Regions with significant populations
- Turkey: Gaziantep, Kahramanmaraş, Adana

Languages
- Turkish

Religion
- Islam

Related ethnic groups
- Turkish people

= Tejirli =

Turkoman tribe

Tejirli (Tecirli, Tâcirli, or Tüccarlı) is a Turkoman tribe densely inhabiting Çukurova but also the provinces of Gaziantep, Kilis, Sivas, Kars, Erzurum in Turkey, parts of Cyprus, and Raqqa in Syria.

==Etymology==
In Turkish and its dialects, tecir, tâcir, and tüccar translate to merchant. Thus, the tribe's name literally means with merchants, which is rooted in the tribe's predation of passing merchants. Likewise, "Tecirli hırsızı gibi" ( like the burglar from the Tejirli tribe) is a local Turkish phrase from Aintab.

==History==
In its region of settlement, the tribe used to be viewed as one of the most uneducated and feared tribes.
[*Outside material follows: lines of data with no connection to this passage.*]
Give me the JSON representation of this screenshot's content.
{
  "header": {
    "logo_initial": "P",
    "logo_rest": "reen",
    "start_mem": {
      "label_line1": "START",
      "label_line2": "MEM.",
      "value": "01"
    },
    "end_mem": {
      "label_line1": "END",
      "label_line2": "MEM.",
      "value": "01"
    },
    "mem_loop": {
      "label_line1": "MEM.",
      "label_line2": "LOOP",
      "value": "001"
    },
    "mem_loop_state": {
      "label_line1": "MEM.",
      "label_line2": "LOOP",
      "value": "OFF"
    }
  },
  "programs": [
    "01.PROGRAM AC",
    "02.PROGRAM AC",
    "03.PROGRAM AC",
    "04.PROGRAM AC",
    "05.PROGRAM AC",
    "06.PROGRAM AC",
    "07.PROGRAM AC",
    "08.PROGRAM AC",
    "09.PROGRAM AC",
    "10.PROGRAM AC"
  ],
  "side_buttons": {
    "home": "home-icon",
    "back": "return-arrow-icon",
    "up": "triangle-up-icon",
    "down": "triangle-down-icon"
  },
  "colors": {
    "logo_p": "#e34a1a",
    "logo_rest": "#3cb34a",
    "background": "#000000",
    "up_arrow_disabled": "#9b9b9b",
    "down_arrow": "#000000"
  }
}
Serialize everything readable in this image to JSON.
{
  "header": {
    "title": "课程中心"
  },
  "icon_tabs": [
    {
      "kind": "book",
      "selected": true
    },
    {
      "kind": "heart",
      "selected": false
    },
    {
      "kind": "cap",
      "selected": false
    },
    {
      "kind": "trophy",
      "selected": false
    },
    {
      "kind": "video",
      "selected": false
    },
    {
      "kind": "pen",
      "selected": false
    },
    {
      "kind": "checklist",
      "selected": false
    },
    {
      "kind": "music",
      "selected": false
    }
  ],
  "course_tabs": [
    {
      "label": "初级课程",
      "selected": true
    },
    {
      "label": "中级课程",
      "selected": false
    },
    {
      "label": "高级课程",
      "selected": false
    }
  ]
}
Ahmed Cevdet Pasha underlined the uneducated nature of this tribe in his works, Tezakir and Maruzat. Communities belonging to the tribe didn't often include a single imam among its ranks, and thus the tribe used to bury its dead and arrange marriages without religious supervision. They would have proper burials and marriage when an imam would be available and would later rob the imam.